Somehow, his product and installation knowledge got him through — to a point. Within about five years he was one of the largest Alcoa aluminum roofing dealers in the U.S. Then he started a window replacement division. It took a decade before he started “making a living,” he says. “I didn’t run my business by the numbers. I did it by cash flow, how much was in the checkbook. Not with a lot of planning and foresight. I was doing a good job for customers and employees but maybe not for myself. I didn’t focus on the profitability part of the business. You could say I confused activity with productivity.”

This last lesson is the step Gindele wants readers to learn from so that they can move into profitability more quickly and with more confidence. Lessons Learned, in particular, offers explanations and hands-on advice about profit and loss; owner’s equity; budgeting; getting the right people on the bus and the wrong people off the bus; improving the customer experience; growing a business and more.

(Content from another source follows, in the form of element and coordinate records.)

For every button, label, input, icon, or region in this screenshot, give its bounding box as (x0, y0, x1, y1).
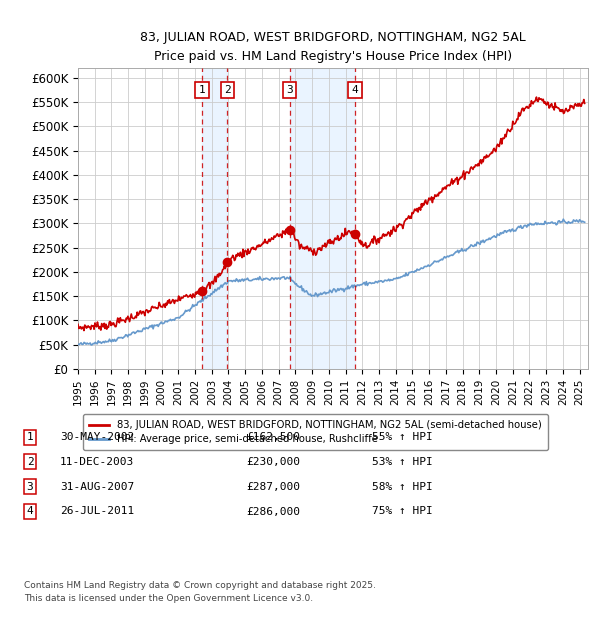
Text: 58% ↑ HPI: 58% ↑ HPI (372, 482, 433, 492)
Text: £162,500: £162,500 (246, 432, 300, 442)
Text: 30-MAY-2002: 30-MAY-2002 (60, 432, 134, 442)
Text: 53% ↑ HPI: 53% ↑ HPI (372, 457, 433, 467)
Text: 1: 1 (199, 85, 205, 95)
Text: 11-DEC-2003: 11-DEC-2003 (60, 457, 134, 467)
Text: £286,000: £286,000 (246, 507, 300, 516)
Bar (290, 68, 355, 369)
Title: 83, JULIAN ROAD, WEST BRIDGFORD, NOTTINGHAM, NG2 5AL
Price paid vs. HM Land Regi: 83, JULIAN ROAD, WEST BRIDGFORD, NOTTING… (140, 31, 526, 63)
Text: 2: 2 (224, 85, 231, 95)
Text: 75% ↑ HPI: 75% ↑ HPI (372, 507, 433, 516)
Legend: 83, JULIAN ROAD, WEST BRIDGFORD, NOTTINGHAM, NG2 5AL (semi-detached house), HPI:: 83, JULIAN ROAD, WEST BRIDGFORD, NOTTING… (83, 415, 548, 451)
Bar (202, 68, 227, 369)
Text: 55% ↑ HPI: 55% ↑ HPI (372, 432, 433, 442)
Text: 31-AUG-2007: 31-AUG-2007 (60, 482, 134, 492)
Text: Contains HM Land Registry data © Crown copyright and database right 2025.: Contains HM Land Registry data © Crown c… (24, 581, 376, 590)
Text: £230,000: £230,000 (246, 457, 300, 467)
Text: 4: 4 (352, 85, 358, 95)
Text: 2: 2 (26, 457, 34, 467)
Text: 1: 1 (26, 432, 34, 442)
Text: This data is licensed under the Open Government Licence v3.0.: This data is licensed under the Open Gov… (24, 593, 313, 603)
Text: 3: 3 (286, 85, 293, 95)
Text: £287,000: £287,000 (246, 482, 300, 492)
Text: 26-JUL-2011: 26-JUL-2011 (60, 507, 134, 516)
Text: 4: 4 (26, 507, 34, 516)
Text: 3: 3 (26, 482, 34, 492)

In 1995, after about a decade in business, Gindele attended a two-day CCN session. “I was doing about $5 million a year and had 25 employees. I felt like I was doing okay but I realized I didn’t know what I didn’t know. I was humbled.” That’s when things began to really turn around. He committed himself to making changes. For the next 15 years he worked hard creating action steps, strategies, budgets, written goals and objectives. He became more than a business owner. He became a leader. Ultimately, in 2019, his company did $48 million in business and he sold the company to Andersen Corp., where he stayed on as general manager for three years before he retired at the end of 2021. Once he had time on his hands, Gindele put it to good use. As he says, the books offer lessons about “things I wish someone had told me when I was 25. As they say, ‘The teacher appears when the student is ready.’ This is my way of giving back to the industry.”